Disfluencies aren’t necessarily bad even if the word starts with “dis”!
While it's a commercial product with a subscription, I spent a long time on the free tier not even hitting their limits until I started using it so extensively that I wanted to pay for it.
And I've used Whisper in the past, mostly for tinkering. I tried it for a couple of use cases but haven't touched the base project in a while. But I do regularly use Faster-Whisper-XXL, an open source project based on Whisper, for subtitle generation.
Though, for subtitle generation, I decided to support the project and mainly use the non-public build of Faster-Whisper-XXL Pro built for donators to the open source project.

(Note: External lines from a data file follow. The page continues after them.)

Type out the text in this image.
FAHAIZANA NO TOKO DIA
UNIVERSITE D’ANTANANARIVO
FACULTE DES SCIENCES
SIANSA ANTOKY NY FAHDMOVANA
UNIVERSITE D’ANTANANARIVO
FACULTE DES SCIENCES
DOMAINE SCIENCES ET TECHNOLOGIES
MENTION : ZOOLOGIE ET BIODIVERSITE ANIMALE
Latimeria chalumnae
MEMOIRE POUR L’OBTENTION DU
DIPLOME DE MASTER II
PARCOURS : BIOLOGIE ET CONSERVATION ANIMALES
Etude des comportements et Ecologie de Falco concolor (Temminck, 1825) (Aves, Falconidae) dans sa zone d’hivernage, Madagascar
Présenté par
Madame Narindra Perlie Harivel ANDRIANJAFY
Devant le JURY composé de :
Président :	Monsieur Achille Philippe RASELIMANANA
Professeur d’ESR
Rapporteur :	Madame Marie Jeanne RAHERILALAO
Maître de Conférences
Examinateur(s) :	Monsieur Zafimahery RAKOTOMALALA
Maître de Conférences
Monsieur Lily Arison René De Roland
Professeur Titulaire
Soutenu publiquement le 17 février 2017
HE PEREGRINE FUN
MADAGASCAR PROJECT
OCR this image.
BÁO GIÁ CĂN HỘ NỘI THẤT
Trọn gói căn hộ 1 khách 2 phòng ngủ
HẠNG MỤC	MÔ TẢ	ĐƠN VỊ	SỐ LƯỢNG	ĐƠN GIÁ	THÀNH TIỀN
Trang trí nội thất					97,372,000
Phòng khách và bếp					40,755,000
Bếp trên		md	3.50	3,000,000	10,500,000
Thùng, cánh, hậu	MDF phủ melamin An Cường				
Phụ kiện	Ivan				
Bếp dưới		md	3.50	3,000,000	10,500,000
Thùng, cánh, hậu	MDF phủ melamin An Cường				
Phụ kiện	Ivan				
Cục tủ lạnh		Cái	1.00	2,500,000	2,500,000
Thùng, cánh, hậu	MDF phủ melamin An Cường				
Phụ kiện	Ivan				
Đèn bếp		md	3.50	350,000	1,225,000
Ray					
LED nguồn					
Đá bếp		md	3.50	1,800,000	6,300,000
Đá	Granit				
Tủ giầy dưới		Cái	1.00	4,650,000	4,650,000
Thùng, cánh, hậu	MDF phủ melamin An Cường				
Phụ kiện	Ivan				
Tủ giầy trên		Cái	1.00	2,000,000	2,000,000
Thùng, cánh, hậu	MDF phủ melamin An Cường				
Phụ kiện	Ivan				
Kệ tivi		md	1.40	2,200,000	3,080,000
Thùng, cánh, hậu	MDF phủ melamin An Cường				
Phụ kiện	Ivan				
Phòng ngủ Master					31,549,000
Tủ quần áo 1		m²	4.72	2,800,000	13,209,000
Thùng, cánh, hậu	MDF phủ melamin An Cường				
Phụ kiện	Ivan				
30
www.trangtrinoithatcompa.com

The extra features smooth out the subtitle editing process very substantially. Toss in "--roformer_overlap 0.125 --roformer_vram 16 --best_of 15 --ff_vocal_extract mb-roformer --vad_method pyannote_v3" to the cli parameters (and sometimes --realign) and you have much less work to do in SubtitleEdit or Tero Subtitler afterwards to clean it up.
Ideally it would slice the video in the timeline without actually removing anything, so you can scrub through your video and try with and without each disfluency (thank you - awesome word) & decide case by case which to keep!
A trivial example is "umm... well... (sigh) okay" versus just "okay". Not okay!